Andrew McCallum UMass logo


SRAA: Simulated/Real/Aviation/Auto UseNet data [document classification]
73,218 UseNet articles from four discussion groups, for simulated auto racing, simulated aviation, real autos, real aviation. I have often used this data for binary classification---separating real from simulated, and auto from aviation---making the point that the same data can be classified different ways depending on the user's needs. This is especially interesting for semi-supervised learning. This data was gathered by Andrew McCallum while at Just Research.

Cora Citation Matching [reference matching, object correspondence]
Text of citations hand-clustered into groups referring to the same paper.

Cora Research Paper Classification [relational document classification]
Research papers classified into a topic hierarchy with 73 leaves. We call this a relational data set, because the citations provide relations among papers.

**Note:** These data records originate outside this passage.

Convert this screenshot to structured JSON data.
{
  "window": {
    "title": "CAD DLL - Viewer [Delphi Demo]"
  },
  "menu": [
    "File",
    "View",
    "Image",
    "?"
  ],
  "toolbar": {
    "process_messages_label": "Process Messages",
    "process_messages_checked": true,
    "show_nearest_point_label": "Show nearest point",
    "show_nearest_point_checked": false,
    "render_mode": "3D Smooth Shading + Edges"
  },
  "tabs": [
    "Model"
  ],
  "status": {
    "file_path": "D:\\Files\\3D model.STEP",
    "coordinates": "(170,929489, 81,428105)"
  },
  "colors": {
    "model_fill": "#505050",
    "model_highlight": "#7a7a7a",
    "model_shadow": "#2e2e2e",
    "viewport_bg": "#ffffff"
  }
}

Cora Information Extraction [information extraction]
Research paper headers and citations, with labeled segments for authors, title, institutions, venue, date, page numbers and several other fields.

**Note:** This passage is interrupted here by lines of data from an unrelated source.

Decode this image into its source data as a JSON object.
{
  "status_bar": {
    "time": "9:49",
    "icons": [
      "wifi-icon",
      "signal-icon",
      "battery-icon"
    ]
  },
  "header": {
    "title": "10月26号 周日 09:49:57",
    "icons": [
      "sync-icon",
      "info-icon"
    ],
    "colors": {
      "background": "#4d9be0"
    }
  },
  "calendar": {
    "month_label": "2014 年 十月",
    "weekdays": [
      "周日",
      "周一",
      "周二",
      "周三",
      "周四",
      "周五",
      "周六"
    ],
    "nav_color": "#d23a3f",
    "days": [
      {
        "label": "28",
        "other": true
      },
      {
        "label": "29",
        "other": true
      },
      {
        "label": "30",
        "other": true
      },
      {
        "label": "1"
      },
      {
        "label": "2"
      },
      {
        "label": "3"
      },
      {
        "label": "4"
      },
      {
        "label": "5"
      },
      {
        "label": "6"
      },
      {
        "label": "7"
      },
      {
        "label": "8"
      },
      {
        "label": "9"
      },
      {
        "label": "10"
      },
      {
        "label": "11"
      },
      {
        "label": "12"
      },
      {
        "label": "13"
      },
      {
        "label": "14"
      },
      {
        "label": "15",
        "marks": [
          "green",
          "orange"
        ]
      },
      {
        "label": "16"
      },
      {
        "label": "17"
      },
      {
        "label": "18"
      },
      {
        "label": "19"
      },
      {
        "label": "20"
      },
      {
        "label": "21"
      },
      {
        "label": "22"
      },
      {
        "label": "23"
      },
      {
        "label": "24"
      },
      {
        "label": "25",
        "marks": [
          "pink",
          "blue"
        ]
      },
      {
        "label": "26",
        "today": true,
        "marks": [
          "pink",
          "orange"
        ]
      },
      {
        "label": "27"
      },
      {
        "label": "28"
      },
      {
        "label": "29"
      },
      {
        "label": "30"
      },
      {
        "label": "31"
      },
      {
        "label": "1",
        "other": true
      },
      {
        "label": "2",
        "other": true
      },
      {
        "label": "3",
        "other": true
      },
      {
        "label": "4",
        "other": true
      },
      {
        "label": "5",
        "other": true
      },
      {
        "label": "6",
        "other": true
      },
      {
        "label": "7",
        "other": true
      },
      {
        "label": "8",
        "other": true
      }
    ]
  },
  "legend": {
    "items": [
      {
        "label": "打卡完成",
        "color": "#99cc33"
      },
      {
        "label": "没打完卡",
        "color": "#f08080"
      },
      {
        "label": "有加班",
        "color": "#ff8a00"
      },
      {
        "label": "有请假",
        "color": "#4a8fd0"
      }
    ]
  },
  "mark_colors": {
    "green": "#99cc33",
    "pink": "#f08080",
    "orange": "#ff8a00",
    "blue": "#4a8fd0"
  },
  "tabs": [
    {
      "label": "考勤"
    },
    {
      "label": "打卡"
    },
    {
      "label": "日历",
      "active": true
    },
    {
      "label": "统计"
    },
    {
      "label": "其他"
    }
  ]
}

Frequently Asked Questions [information extraction]
Several UseNet FAQ's segmented into questions and answers. Data gathered and labeled by Dayne Freitag and Andrew McCallum.

CMU Seminar Announcements [information extraction]
48 emailed seminar announcements, with labeled segments for speaker, title, start-time, end-time. Labeled by Dayne Freitag.

Industry Sector [document classification]
Corporate web pages classified into a topic hierarchy with about 70 leaves.

20 Newsgroups [document classification]
About 20,000 UseNet postings from 20 newsgroups. Gathered by Ken Lang at CMU in the mid-90's. This is the original set, without various editing done by Jason Rennie and others.